In snowy climates, you must be very careful about your internal body temperature.  The only thing that will kill you faster than dehydration is hypothermia.  If you have a good fire and shelter to stay warm and are getting dehydrated, you can melt ice.  Snow is 90% air and 10% water, whereas ice is 90% water and 10% ice.  If you absolutely must, you can eat ice or snow but it will drop your body temperature.

Springs are always a nice find as the earth does all of the filtering for you.  Springs can be found in many different environments.  If the water is coming straight out of the ground and it does not smell funny, you should be okay to drink it.  A funny smell can mean nasty mineral deposits. Carrying a backpack water filter with you is an essential piece of gear when you will be out in the wilderness and potentially facing survival situations. They Filter out practically all harmful microbes and elements from water. They won’t always guarantee to get rid of smells from water, but in a survival situation that’s the least of your worries.
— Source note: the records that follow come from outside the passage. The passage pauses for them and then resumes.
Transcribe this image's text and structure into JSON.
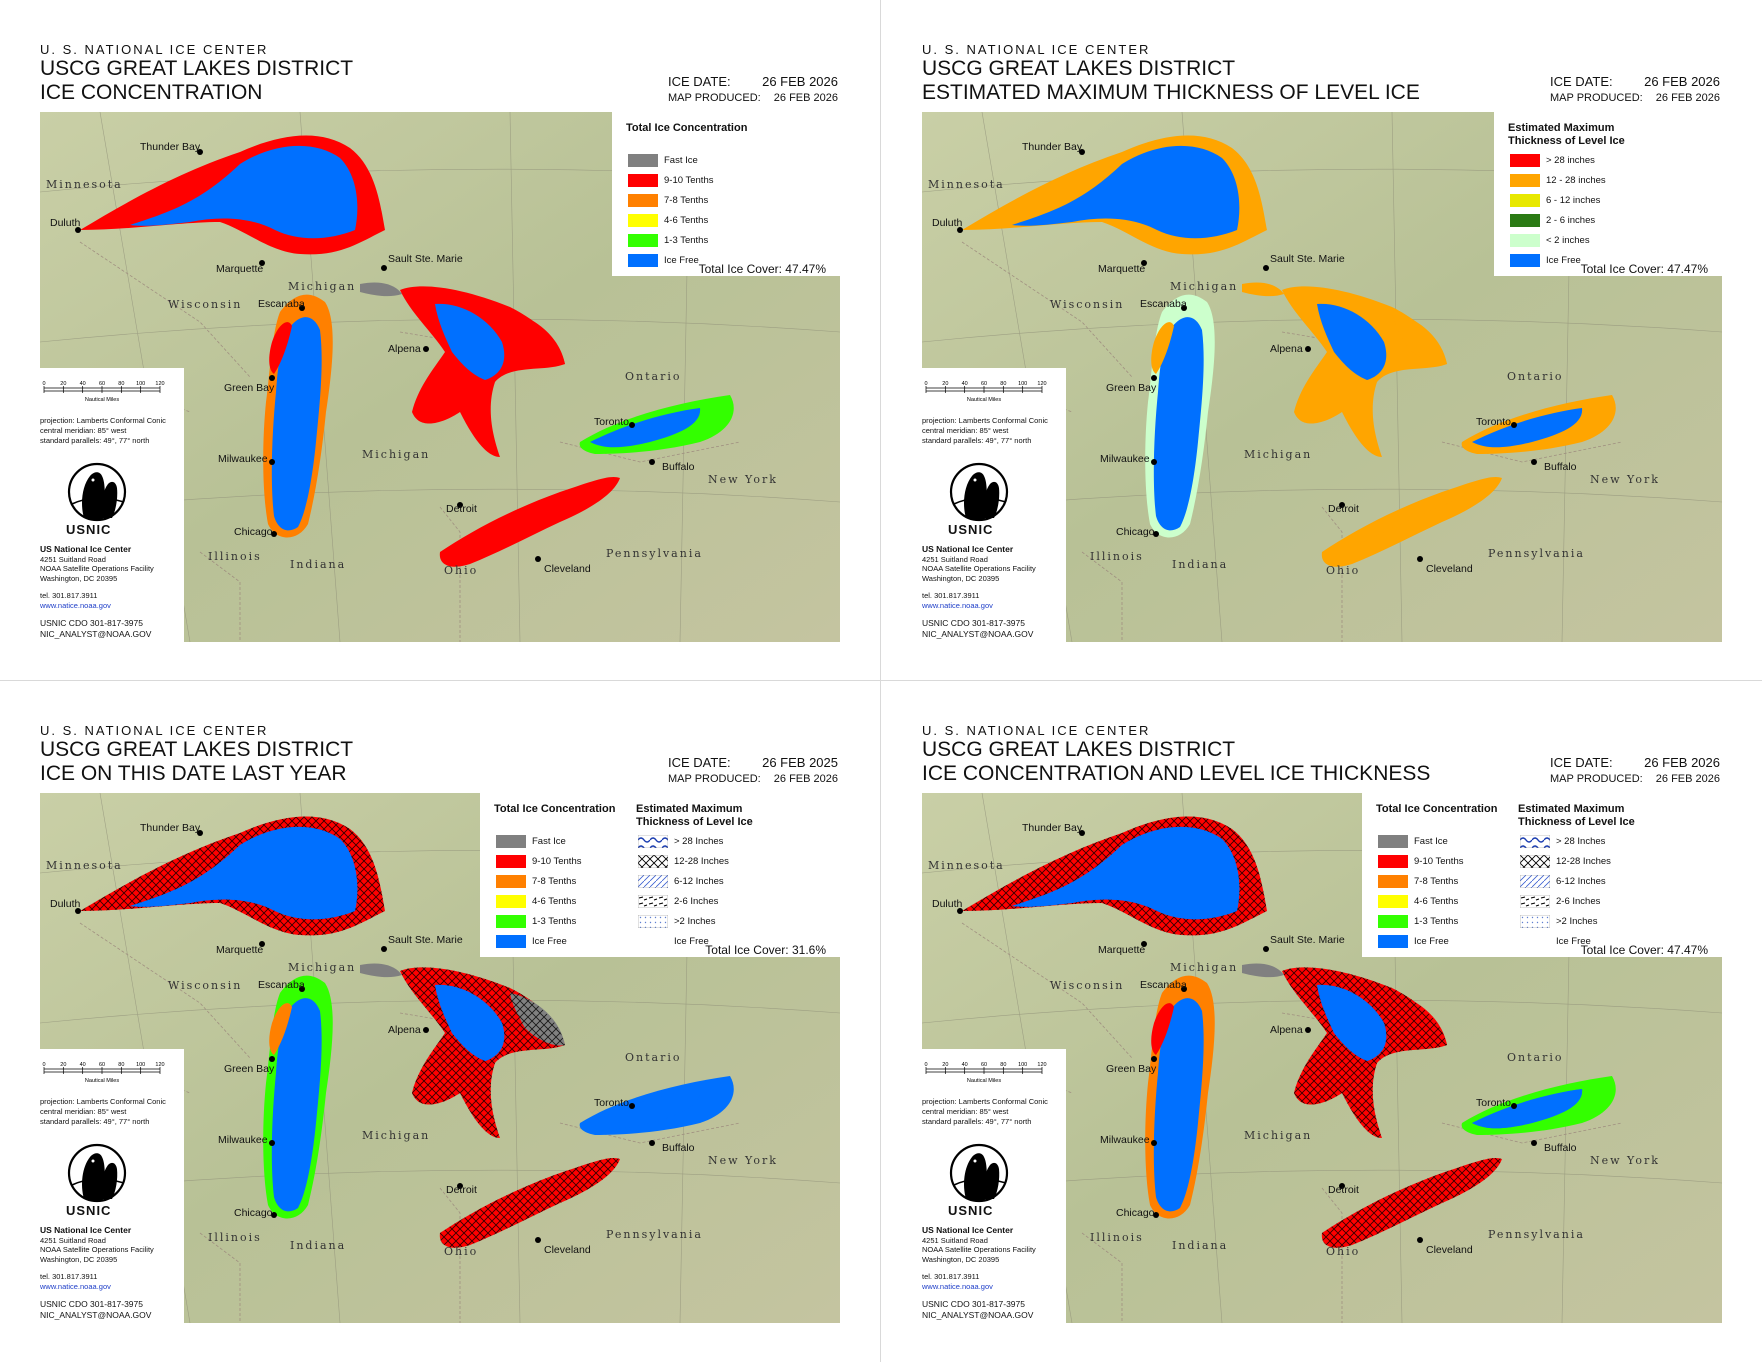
{
  "common": {
    "agency": "U. S. NATIONAL ICE CENTER",
    "district": "USCG GREAT LAKES DISTRICT",
    "ice_date_label": "ICE DATE:",
    "map_produced_label": "MAP PRODUCED:",
    "projection": [
      "projection: Lamberts Conformal Conic",
      "central meridian: 85° west",
      "standard parallels: 49°, 77° north"
    ],
    "scale_ticks": [
      "0",
      "20",
      "40",
      "60",
      "80",
      "100",
      "120"
    ],
    "scale_unit": "Nautical Miles",
    "logo_text": "USNIC",
    "org_name": "US National Ice Center",
    "address": [
      "4251 Suitland Road",
      "NOAA Satellite Operations Facility",
      "Washington, DC  20395"
    ],
    "tel": "tel. 301.817.3911",
    "website": "www.natice.noaa.gov",
    "cdo": "USNIC CDO 301-817-3975",
    "email": "NIC_ANALYST@NOAA.GOV",
    "cities": {
      "thunder_bay": "Thunder Bay",
      "duluth": "Duluth",
      "marquette": "Marquette",
      "sault": "Sault Ste. Marie",
      "escanaba": "Escanaba",
      "green_bay": "Green Bay",
      "alpena": "Alpena",
      "milwaukee": "Milwaukee",
      "chicago": "Chicago",
      "toronto": "Toronto",
      "buffalo": "Buffalo",
      "detroit": "Detroit",
      "cleveland": "Cleveland"
    },
    "regions": {
      "minnesota": "Minnesota",
      "wisconsin": "Wisconsin",
      "michigan_up": "Michigan",
      "michigan_lp": "Michigan",
      "ontario": "Ontario",
      "new_york": "New York",
      "pennsylvania": "Pennsylvania",
      "ohio": "Ohio",
      "illinois": "Illinois",
      "indiana": "Indiana"
    },
    "colors": {
      "fast": "#808080",
      "c910": "#ff0000",
      "c78": "#ff8000",
      "c46": "#ffff00",
      "c13": "#33ff00",
      "icefree": "#0070ff",
      "t28": "#ff0000",
      "t12_28": "#ffa500",
      "t6_12": "#e8e800",
      "t2_6": "#2a7a14",
      "tlt2": "#ccffcc"
    }
  },
  "panels": [
    {
      "title": "ICE CONCENTRATION",
      "ice_date": "26 FEB 2026",
      "map_produced": "26 FEB 2026",
      "legend_title": "Total Ice Concentration",
      "legend": [
        "Fast Ice",
        "9-10 Tenths",
        "7-8 Tenths",
        "4-6 Tenths",
        "1-3 Tenths",
        "Ice Free"
      ],
      "total": "Total Ice Cover: 47.47%"
    },
    {
      "title": "ESTIMATED MAXIMUM THICKNESS OF LEVEL ICE",
      "ice_date": "26 FEB 2026",
      "map_produced": "26 FEB 2026",
      "legend_title": "Estimated Maximum Thickness of Level Ice",
      "legend": [
        "> 28 inches",
        "12 - 28 inches",
        "6 - 12 inches",
        "2 - 6 inches",
        "< 2 inches",
        "Ice Free"
      ],
      "total": "Total Ice Cover: 47.47%"
    },
    {
      "title": "ICE ON THIS DATE LAST YEAR",
      "ice_date": "26 FEB 2025",
      "map_produced": "26 FEB 2026",
      "legend_title": "Total Ice Concentration",
      "legend": [
        "Fast Ice",
        "9-10 Tenths",
        "7-8 Tenths",
        "4-6 Tenths",
        "1-3 Tenths",
        "Ice Free"
      ],
      "legend2_title": "Estimated Maximum Thickness of Level Ice",
      "legend2": [
        "> 28 Inches",
        "12-28 Inches",
        "6-12 Inches",
        "2-6 Inches",
        ">2 Inches",
        "Ice Free"
      ],
      "total": "Total Ice Cover: 31.6%"
    },
    {
      "title": "ICE CONCENTRATION AND LEVEL ICE THICKNESS",
      "ice_date": "26 FEB 2026",
      "map_produced": "26 FEB 2026",
      "legend_title": "Total Ice Concentration",
      "legend": [
        "Fast Ice",
        "9-10 Tenths",
        "7-8 Tenths",
        "4-6 Tenths",
        "1-3 Tenths",
        "Ice Free"
      ],
      "legend2_title": "Estimated Maximum Thickness of Level Ice",
      "legend2": [
        "> 28 Inches",
        "12-28 Inches",
        "6-12 Inches",
        "2-6 Inches",
        ">2 Inches",
        "Ice Free"
      ],
      "total": "Total Ice Cover: 47.47%"
    }
  ]
}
In general, you can just follow the terrain downhill to find water.  Water always flows down, so the lower the elevation is the more likely you are to find water.  You can also look for areas where the trees and bushes are greener as they likely have more moisture. Even a dry creek bed can eventually lead you to a water source.

Closing remarks

How long you survive without water really depends on your level of preparedness.  That being said, no matter how long you think you can survive you should always have a plan for water.  If you did not bring much water with you, you should know where other water sources are.  Be sure you monitor how much water you are drinking and purify it if needed.  Know the signs of dehydration and be ready to take action if you start going downhill.  In the end, you don’t really want to find out exactly how long you can survive without water if you can avoid it.

1 thought on “How Long Can You Go Without Water?”

  1. I always get edgy when I read articles like this because the advice is sometimes questionable. Another reason is that people tend to blow it off. The “it won’t happen to me” syndrome.
    Here’s another way to describe the necessity for water when you are on foot, hiking cross country and in wilderness areas: If you become dehydrated and cannot access a source of water then you will become immobilized. If you are immobilized, you will effectively become a delirious lump in the brush, unable to seek help. What might have been a Search and Rescue mission becomes, instead, a Search and Recovery mission, the purpose of which is to find and transport your body to the nearest morgue.

    Your article omits any reference to the incredibly hostile environments of the Southwest Deserts. Anyone that thinks they can survive for three days without water in the desert (regardless how physically fit they think they are) is deluding themselves. The odds are much greater that you will be dead within 24 hours. Add high desert temperatures and the potential for hypothermia, and you can lower your survival prospects to just a few hours.
    Survival Rules:
    1. Waiting until you are lost, stranded, injured or dehydrated is not the time to develop a plan.
    2. Always let someone know specifically where you are going and when you will return.
    3. If they have not heard from you by the specified time, they should be calling the Sherriff’s Department.
    4. Know with absolute certainty where you will be able to access water while on foot. If you don’t know, find out.
    5. Carry more water with you than you think you will need.
    6. Have even more water in your vehicle.
    7. Become acclimated and physically fit before you attempt wilderness treks.

    I’ve been backpacking in the desert when it was 110 degrees, but I have spent most of my life in desert climes and a significant portion of it outdoors. The desert is littered with the bones of people who were not fit to be there, who became lost or were abandoned by smuggling guides. The two principal causes of death are dehydration and hypothermia.